You feel yourself brighten. "That's where Dr. Drakken went when he cut his face, right?"

"Yes, it is!" Mama Lipsky says delightedly. "You see, birth is a very delicate process, and there are many ways it can go wrong." She visits you with that conspiratorial look again and does not seem bothered that you can only return it with blankness. "They don't show it in the book – because who wants to look at that? – but it's rather messy even when it does go right."

Messy?

You can almost picture the white Pearl pursing up with disapproval. A question pops up as you wave her image away:

"Does it hurt?"

"Dear goodness me, yes!" Mama Lipsky's forehead crimps. "Childbirth is one of the worst pains a human can experience."
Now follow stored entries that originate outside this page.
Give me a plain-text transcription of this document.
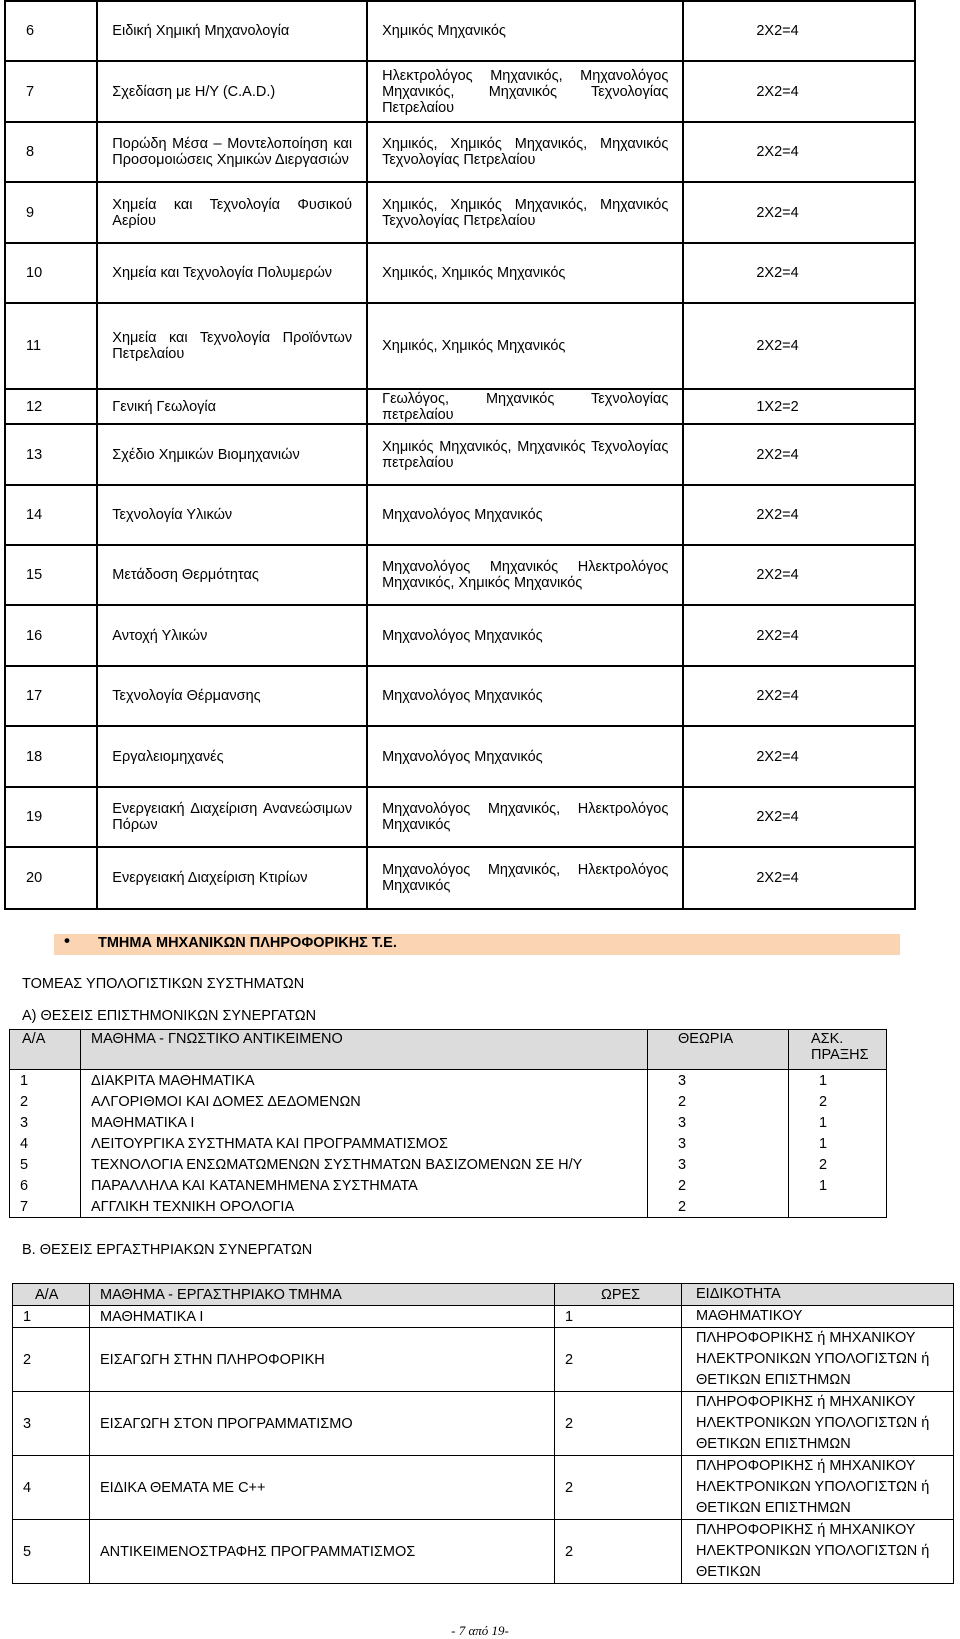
6	Ειδική Χημική Μηχανολογία	Χημικός Μηχανικός	2Χ2=4
7	Σχεδίαση με Η/Υ (C.A.D.)	Ηλεκτρολόγος Μηχανικός, Μηχανολόγος Μηχανικός, Μηχανικός Τεχνολογίας Πετρελαίου	2Χ2=4
8	Πορώδη Μέσα – Μοντελοποίηση και Προσομοιώσεις Χημικών Διεργασιών	Χημικός, Χημικός Μηχανικός, Μηχανικός Τεχνολογίας Πετρελαίου	2Χ2=4
9	Χημεία και Τεχνολογία Φυσικού Αερίου	Χημικός, Χημικός Μηχανικός, Μηχανικός Τεχνολογίας Πετρελαίου	2Χ2=4
10	Χημεία και Τεχνολογία Πολυμερών	Χημικός, Χημικός Μηχανικός	2Χ2=4
11	Χημεία και Τεχνολογία Προϊόντων Πετρελαίου	Χημικός, Χημικός Μηχανικός	2Χ2=4
12	Γενική Γεωλογία	Γεωλόγος, Μηχανικός Τεχνολογίας πετρελαίου	1Χ2=2
13	Σχέδιο Χημικών Βιομηχανιών	Χημικός Μηχανικός, Μηχανικός Τεχνολογίας πετρελαίου	2Χ2=4
14	Τεχνολογία Υλικών	Μηχανολόγος Μηχανικός	2Χ2=4
15	Μετάδοση Θερμότητας	Μηχανολόγος Μηχανικός Ηλεκτρολόγος Μηχανικός, Χημικός Μηχανικός	2Χ2=4
16	Αντοχή Υλικών	Μηχανολόγος Μηχανικός	2Χ2=4
17	Τεχνολογία Θέρμανσης	Μηχανολόγος Μηχανικός	2Χ2=4
18	Εργαλειομηχανές	Μηχανολόγος Μηχανικός	2Χ2=4
19	Ενεργειακή Διαχείριση Ανανεώσιμων Πόρων	Μηχανολόγος Μηχανικός, Ηλεκτρολόγος Μηχανικός	2Χ2=4
20	Ενεργειακή Διαχείριση Κτιρίων	Μηχανολόγος Μηχανικός, Ηλεκτρολόγος Μηχανικός	2Χ2=4
• ΤΜΗΜΑ ΜΗΧΑΝΙΚΩΝ ΠΛΗΡΟΦΟΡΙΚΗΣ Τ.Ε.
ΤΟΜΕΑΣ ΥΠΟΛΟΓΙΣΤΙΚΩΝ ΣΥΣΤΗΜΑΤΩΝ
Α) ΘΕΣΕΙΣ ΕΠΙΣΤΗΜΟΝΙΚΩΝ ΣΥΝΕΡΓΑΤΩΝ
Α/Α	ΜΑΘΗΜΑ - ΓΝΩΣΤΙΚΟ ΑΝΤΙΚΕΙΜΕΝΟ	ΘΕΩΡΙΑ	ΑΣΚ. ΠΡΑΞΗΣ
1	ΔΙΑΚΡΙΤΑ ΜΑΘΗΜΑΤΙΚΑ	3	1
2	ΑΛΓΟΡΙΘΜΟΙ ΚΑΙ ΔΟΜΕΣ ΔΕΔΟΜΕΝΩΝ	2	2
3	ΜΑΘΗΜΑΤΙΚΑ Ι	3	1
4	ΛΕΙΤΟΥΡΓΙΚΑ ΣΥΣΤΗΜΑΤΑ ΚΑΙ ΠΡΟΓΡΑΜΜΑΤΙΣΜΟΣ	3	1
5	ΤΕΧΝΟΛΟΓΙΑ ΕΝΣΩΜΑΤΩΜΕΝΩΝ ΣΥΣΤΗΜΑΤΩΝ ΒΑΣΙΖΟΜΕΝΩΝ ΣΕ Η/Υ	3	2
6	ΠΑΡΑΛΛΗΛΑ ΚΑΙ ΚΑΤΑΝΕΜΗΜΕΝΑ ΣΥΣΤΗΜΑΤΑ	2	1
7	ΑΓΓΛΙΚΗ ΤΕΧΝΙΚΗ ΟΡΟΛΟΓΙΑ	2	
Β. ΘΕΣΕΙΣ ΕΡΓΑΣΤΗΡΙΑΚΩΝ ΣΥΝΕΡΓΑΤΩΝ
Α/Α	ΜΑΘΗΜΑ - ΕΡΓΑΣΤΗΡΙΑΚΟ ΤΜΗΜΑ	ΩΡΕΣ	ΕΙΔΙΚΟΤΗΤΑ
1	ΜΑΘΗΜΑΤΙΚΑ Ι	1	ΜΑΘΗΜΑΤΙΚΟΥ
2	ΕΙΣΑΓΩΓΗ ΣΤΗΝ ΠΛΗΡΟΦΟΡΙΚΗ	2	ΠΛΗΡΟΦΟΡΙΚΗΣ ή ΜΗΧΑΝΙΚΟΥ ΗΛΕΚΤΡΟΝΙΚΩΝ ΥΠΟΛΟΓΙΣΤΩΝ ή ΘΕΤΙΚΩΝ ΕΠΙΣΤΗΜΩΝ
3	ΕΙΣΑΓΩΓΗ ΣΤΟΝ ΠΡΟΓΡΑΜΜΑΤΙΣΜΟ	2	ΠΛΗΡΟΦΟΡΙΚΗΣ ή ΜΗΧΑΝΙΚΟΥ ΗΛΕΚΤΡΟΝΙΚΩΝ ΥΠΟΛΟΓΙΣΤΩΝ ή ΘΕΤΙΚΩΝ ΕΠΙΣΤΗΜΩΝ
4	ΕΙΔΙΚΑ ΘΕΜΑΤΑ ΜΕ C++	2	ΠΛΗΡΟΦΟΡΙΚΗΣ ή ΜΗΧΑΝΙΚΟΥ ΗΛΕΚΤΡΟΝΙΚΩΝ ΥΠΟΛΟΓΙΣΤΩΝ ή ΘΕΤΙΚΩΝ ΕΠΙΣΤΗΜΩΝ
5	ΑΝΤΙΚΕΙΜΕΝΟΣΤΡΑΦΗΣ ΠΡΟΓΡΑΜΜΑΤΙΣΜΟΣ	2	ΠΛΗΡΟΦΟΡΙΚΗΣ ή ΜΗΧΑΝΙΚΟΥ ΗΛΕΚΤΡΟΝΙΚΩΝ ΥΠΟΛΟΓΙΣΤΩΝ ή ΘΕΤΙΚΩΝ
- 7 από 19-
You cringe, and you wonder if the many colonized planets felt that type of pain, their life pulsating from them to strengthen the next wave of Gems. The last of your ice cream doesn't go down all the way with one swallow.

"But don't worry, dear," Mama Lipsky says. Her strident voice rubs, untangles, as though she can sense distress in you. "Believe it or not, once I saw my little Drewbie, I forgot the pain completely. He made it all worth it."

You do believe it. You believe it because every time you look at Steven, all of your rancid memories of Malachite scatter like ash. He is most assuredly worth it.

And yet Steven is not here now, and she swims unbidden through your mind, and although your temperature can't be affected by the draft leaking in through the window, that doesn't mean you don't know what it means to be chilled.

You lock onto Mama Lipsky's intractable compassion, let it seek you out, before you can knot up like a fishing wire. "What was Dr. Drakken like…as a baby?" you ask.

Watching Mama Lipsky descend into the past is like watching her son's vines burst into blossom. "He was quiet for a baby. Oh, sure, he'd babble and cry like any baby, but I always got the feeling his mind was on bigger things. He watched everything so closely. You could just see how eager he was to learn, even back them, bless his heart.

"He was clingy – you wouldn't know it from how scared he is to be touched now. And shy. He'd be friendly with others as long as he could still see me. Once I was gone, though, that was when the tantrums started. And he had so much hair and such beautiful long eyelashes that everyone we met thought he was a girl." She shakes her head fondly.

You aren't sure if you follow that logic – you're a girl, and you have shorter hair and stubbier lashes than Drakken – and yet you like to imagine him as a six-pound baby snuggling with his mother, innocent of what is still to come.

"Thank you," you say, "for telling me."

The whole kitchen seems to be filled with Mama Lipsky's smiling, welcoming face, the face like her son's, the shape of a hen's egg. Blue Diamond's expression disappears behind her veil. "You are most welcome," Mama Lipsky says.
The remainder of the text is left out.